In North Carolina, we remain in severe drought conditions. I have a newish house where the lawn never took.
Besides eroding swales I need to fix, part of the "lawn" slopes and the top soil is eroding. I need to stop the erosion and get something to take. No jokes about Kudzu please. :-)
My plan is to till the worst areas with a gas powered cultivator (I've done this for other parts of my lawn, when I could still water, and this has worked well), lay down some top soil, and use annual ryegrass. Annual ryegrass, though it will die in one season, germinates fast, and seems to germinate with very little water.
My questions are these:
1) Would it be a waste of money to mix-in some sort of a creeping grass seed with the cheap annual ryegrass seed? Centipede and bermudagrass seem to thrive here in central NC--and require little to no water, fertilizer, or anti-weed chemicals.
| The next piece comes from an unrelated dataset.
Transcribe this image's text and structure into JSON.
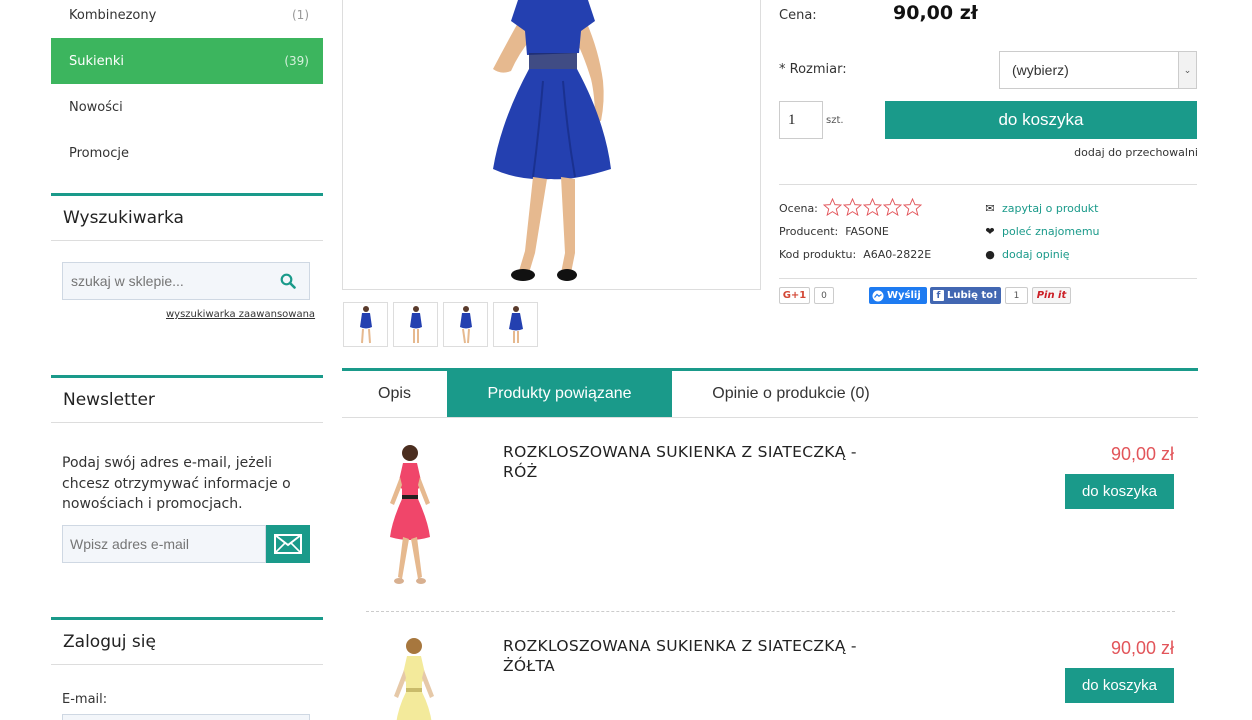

Once established, the centipede and bermuda grass are so thick that they choke out the weeds, and grows slower than other grasses (less mowing). Only "downside" is the lawn goes dormant / brown in the winter. I'm not running a golf course, so who cares.Centipede and bermuda grass seed is terribly expensive. And I wonder if it would safely lay dormant until it got enough water.
Am I throwing money down the drain, quite literally, by mixing in expensive seed with annual ryegrass? Or should I do the ryegrass now, then aerate / overseed in spring of 2009, when hopefully water restrictions will be lifted.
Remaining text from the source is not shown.